Doctors sometimes charge a full 100 percent or more markup on hearing aids, says Sarah O’Leary, founder and CEO of ExHale Healthcare Advocates, a national independent consumer health care company. And, unfortunately, the cost of hearing aids and other medical devices is not always covered by insurance. Some insurers cover hearing tests, but not the device itself. In a handful of states, insurers are required (with some exceptions) to cover hearing aids for children and, in three states, they must cover them for both adults and children. Veterans may be entitled to free hearing aids through the Department of Veterans Affairs.
However, just as online startups have disrupted the traditional eyeglass industry and others, new players are providing more affordable channels for buying hearing aids, walkers, prosthetics and other medical devices. Buying a device from your local doctor or clinic may be a convenient option, but it’s not your only option – nor is it typically the cheapest.
“The status quo of the hearing aid industry was that the only way you could hear again was going through the expensive brick-and-mortar channel,” says Patrick Freuler, founder and CEO of Audicus.com, which aims to do for hearing aids what Warby Parker did for eyeglasses and 1-800 CONTACTS did for contact lenses. “The technological complexity of a hearing aid is not beyond modern cellphones, so we dug a bit deeper and saw that a lot of the pricing is driven by service components. We wanted to provide an alternative dispensing mechanism.”
Audicus sells German-manufactured hearing aids for around $1,200 per pair, with a 45-day trial period. Like Warby Parker, where customers visit their doctor for an eye exam and send in their eyeglass prescription, Audicus has customers visit their local ear, nose and throat doctor or audiologist for a hearing test. Patients are entitled to a copy of their audiogram. “Send us the results of your hearing test [typically via fax or email], and then you receive a customized hearing aid in the mail a couple of days later,” Freuler says.

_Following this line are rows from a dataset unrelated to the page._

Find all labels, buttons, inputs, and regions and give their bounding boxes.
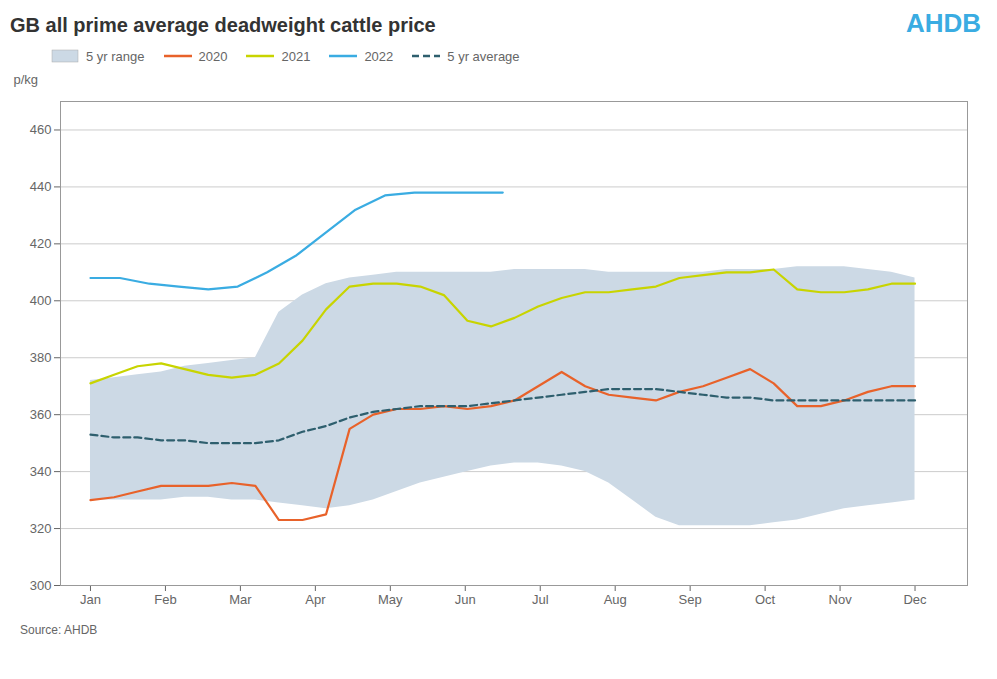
svg-text:Aug: Aug: [604, 592, 627, 607]
svg-text:360: 360: [30, 407, 52, 422]
svg-text:p/kg: p/kg: [14, 72, 39, 87]
svg-text:Dec: Dec: [903, 592, 927, 607]
svg-text:320: 320: [30, 521, 52, 536]
svg-text:Jul: Jul: [532, 592, 549, 607]
svg-text:380: 380: [30, 350, 52, 365]
html-text:2020: 2020: [198, 48, 228, 64]
svg-text:Oct: Oct: [755, 592, 776, 607]
svg-text:340: 340: [30, 464, 52, 479]
svg-text:460: 460: [30, 122, 52, 137]
html-text:Source: AHDB: Source: AHDB: [20, 623, 98, 637]
svg-text:420: 420: [30, 236, 52, 251]
html-text:5 yr range: 5 yr range: [86, 48, 145, 64]
svg-text:May: May: [378, 592, 403, 607]
svg-text:Jan: Jan: [80, 592, 101, 607]
svg-text:Sep: Sep: [679, 592, 702, 607]
svg-text:Apr: Apr: [305, 592, 326, 607]
html-text:2021: 2021: [281, 48, 311, 64]
svg-text:440: 440: [30, 179, 52, 194]
svg-text:Feb: Feb: [154, 592, 176, 607]
html-text:2022: 2022: [364, 48, 394, 64]
svg-text:Nov: Nov: [829, 592, 853, 607]
svg-text:300: 300: [30, 578, 52, 593]
html-text:AHDB: AHDB: [905, 8, 981, 38]
svg-text:400: 400: [30, 293, 52, 308]
html-text:GB all prime average deadweigh: GB all prime average deadweight cattle p…: [10, 14, 436, 36]
svg-text:Mar: Mar: [229, 592, 252, 607]
svg-text:Jun: Jun: [455, 592, 476, 607]
html-text:5 yr average: 5 yr average: [447, 48, 520, 64]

Another player in the move toward lower-priced hearing aids is hi HealthInnovations, which is part of UnitedHealth Group, but sells its hearing aids to those with or without a UnitedHealth policy. As Lisa Tseng, CEO of hi HealthInnovations, describes it, “we’re hearing-test agnostic. You can get your hearing test anywhere you want, and we custom program your hearing aids to your needs.”